ONU YAN ODADAYKEN BİLE ÖZLÜYORSAN İŞTE BU MUHTEŞEM BİR ŞEY!
Engin Cezzar’dan en çok ne öğrendiniz?
- Sanatçı olarak kendi kapasitemi. Müthiş bir şey yaptı o bana, en beklenmedik oyunlarda rol verdi. Dormen Tiyatrosu’nda çalışırken, evet ‘Sokak Kızı İrma’ ile büyük bir üne kavuştum ama biraz aptal sarışın gibiydim. Engin’le başka bir yere sıçradım. Ondan sonraki bütün başarılarım, hepsi Engin’in eseridir. En iyi yönetmenimdi. Uzun yıllar birlikte çalıştık. Son 40 yılı da gece gündüz ayrılmadan yaşadık...
Bu aşk size en çok ne öğretti?
- Birlikte geçirdiğimiz 56 yılda bir sürü farklı evre yaşadık. Büyük mutluluklar, büyük acılar. Pek çok duygu bir arada. Ama en başında aşk olmasa, hayatta buralara erişemezdik! Aşkla başlayan bir evliliğin varsa ve o devam eden bir evlilikse, birlikte olmaktan keyif alıyorsan, hâlâ birlikte öğreniyorsan, birbirinin gözünün içine bakıp gülümsüyorsan, ona sarılmak için an kolluyorsan, onu yan odadayken bile özlüyorsan, işte o muhteşem bir şey! Bizimki öyleydi.
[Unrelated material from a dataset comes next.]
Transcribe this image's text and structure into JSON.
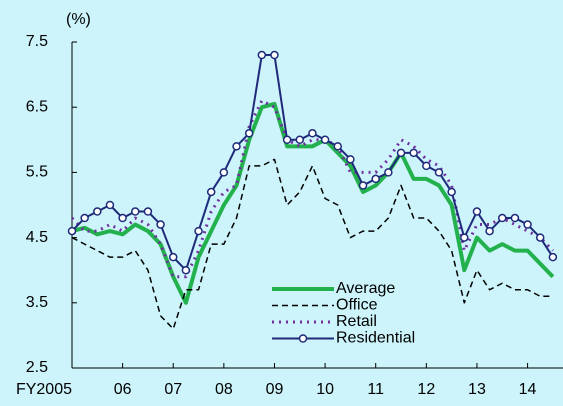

Ne zaman katıla katıla ağladınız? Kendinizi hep tutuyor musunuz?
- Yok canım. Engin’in hastalığının ilk yıllarında perişandık. Kendimize nasıl bir düzen oturtacağımızı bilmiyorduk. Birkaç kere Engin’le birlikte hüngür hüngür ağladık. Çünkü “Neden ben?” diyordu ve benim ona verecek bir cevabım yoktu...
İnsanlar onu nasıl hatırlasın istersiniz?
- Nasıl hatırlamak istiyorlarsa öyle hatırlayacaklardır. Kimse bunu değiştiremez. Ama görüyorum ki arkadaşları, dostları, izleyicileri onu çok güzel hatırlıyorlar. Bana o kadar güzel şeyler yazıyorlar ki. Müthiş bir isim bırakmış arkasında, çok sevdirmiş kendini. Ama tabii keşke yaşarken bilsek sevdiklerimizin kıymetini, biz ölmeden iyi bir şeyler yazmayı sevmiyoruz birileri için...
Siz ölümden korkuyor musunuz?
- Hiç korkmadım. Birkaç kere de ölümle burun buruna geldim. Gelirse gelir, hoş gelir. Hepimiz öleceğiz. Bunun kaçışı yok...
İNSANLAR ÖLÜR, DÜNYA YAŞAR AĞAÇLAR ÖLÜR, ORMANLAR YAŞAR
Engin Cezzar bana hiç ölmezmiş gibi gelen biriydi...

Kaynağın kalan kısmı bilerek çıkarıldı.